To assess the feasibility of a canister-free negative-pressure wound therapy (NPWT) device (PICO™ 1.6, Smith & Nephew Medical Ltd) and evaluate its effect on early phases of wound healing in canine experimental cutaneous wounds.
5 adult spayed female research Beagles.
In a pilot experimental study, 1 full-thickness 2-cm X 2-cm cutaneous wound was surgically created on each hemithorax in each dog. Wounds were treated with either NPWT or a conventional wound dressing for 14 days. Bandage changes and wound evaluations were done at 7 time points. First macroscopic appearance of granulation tissue, smoothness of granulation tissue, and percentages of wound contraction and epithelialization were compared between treatments. Wounds were sampled at 3 time points for histopathologic analyses and semiquantitative scoring.

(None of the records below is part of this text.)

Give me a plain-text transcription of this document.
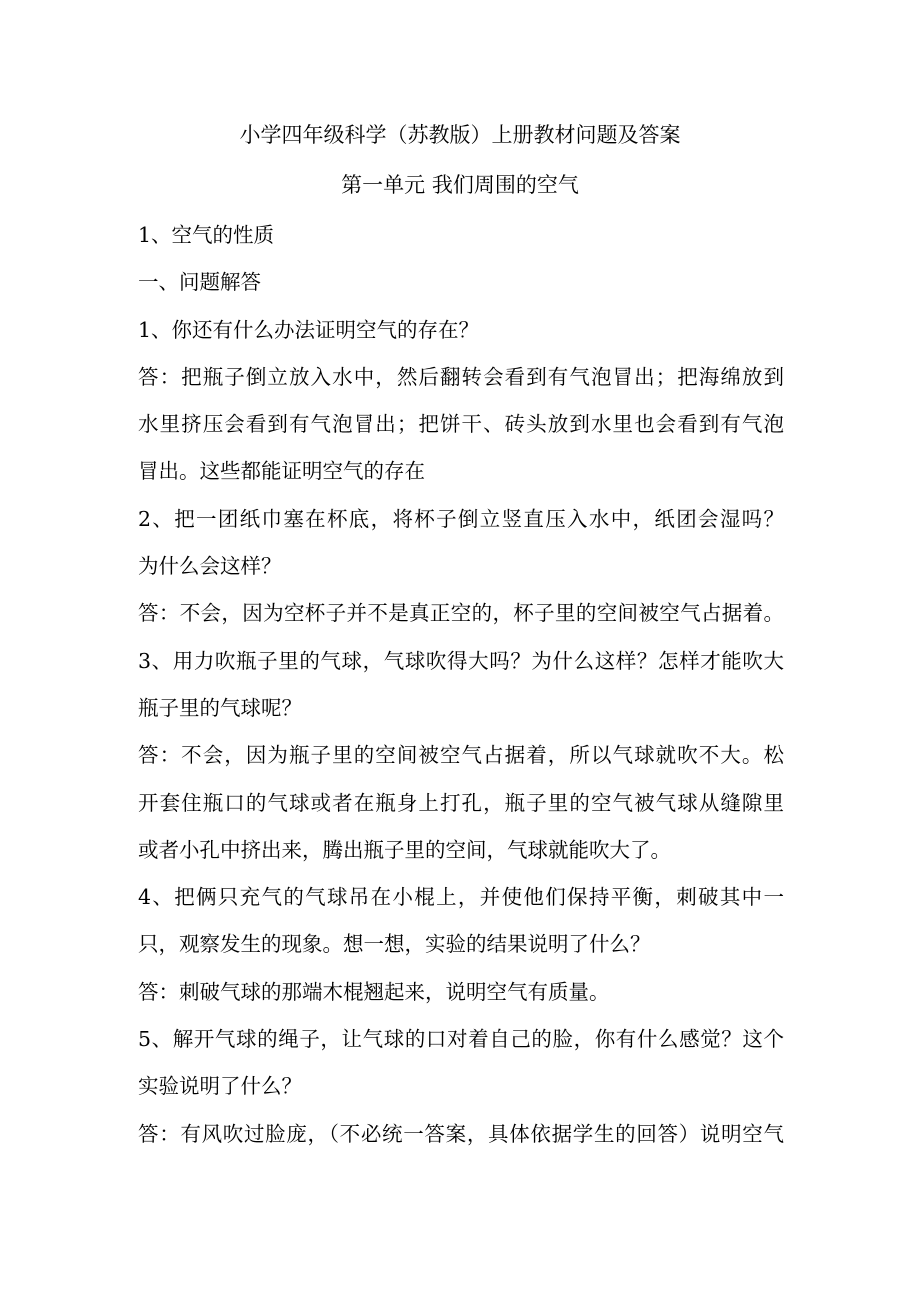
小学四年级科学（苏教版）上册教材问题及答案
第一单元 我们周围的空气
1、空气的性质
一、问题解答
1、你还有什么办法证明空气的存在？
答：把瓶子倒立放入水中，然后翻转会看到有气泡冒出；把海绵放到
水里挤压会看到有气泡冒出；把饼干、砖头放到水里也会看到有气泡
冒出。这些都能证明空气的存在
2、把一团纸巾塞在杯底，将杯子倒立竖直压入水中，纸团会湿吗？
为什么会这样？
答：不会，因为空杯子并不是真正空的，杯子里的空间被空气占据着。
3、用力吹瓶子里的气球，气球吹得大吗？为什么这样？怎样才能吹大
瓶子里的气球呢？
答：不会，因为瓶子里的空间被空气占据着，所以气球就吹不大。松
开套住瓶口的气球或者在瓶身上打孔，瓶子里的空气被气球从缝隙里
或者小孔中挤出来，腾出瓶子里的空间，气球就能吹大了。
4、把俩只充气的气球吊在小棍上，并使他们保持平衡，刺破其中一
只，观察发生的现象。想一想，实验的结果说明了什么？
答：刺破气球的那端木棍翘起来，说明空气有质量。
5、解开气球的绳子，让气球的口对着自己的脸，你有什么感觉？这个
实验说明了什么？
答：有风吹过脸庞，（不必统一答案，具体依据学生的回答）说明空气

NPWT dressings were well tolerated by all dogs. Complete seal of the dressing required the application of adhesive spray, and maintenance of the vacuum lessened over time. Self-limiting skin irritations appeared in all dogs and hampered the attainment of negative pressure. Granulation tissue developed faster and was more abundant in control wounds. Wound contraction, epithelialization, and fibroblast proliferation were greater in control wounds at the end of the study.
This canister-free NPWT device is feasible but problematic in maintaining a vacuum, requiring frequent revisions of the dressing. Further studies are necessary to evaluate the effect of this device on early phases of wound healing. Its benefits in wound healing remain unknown.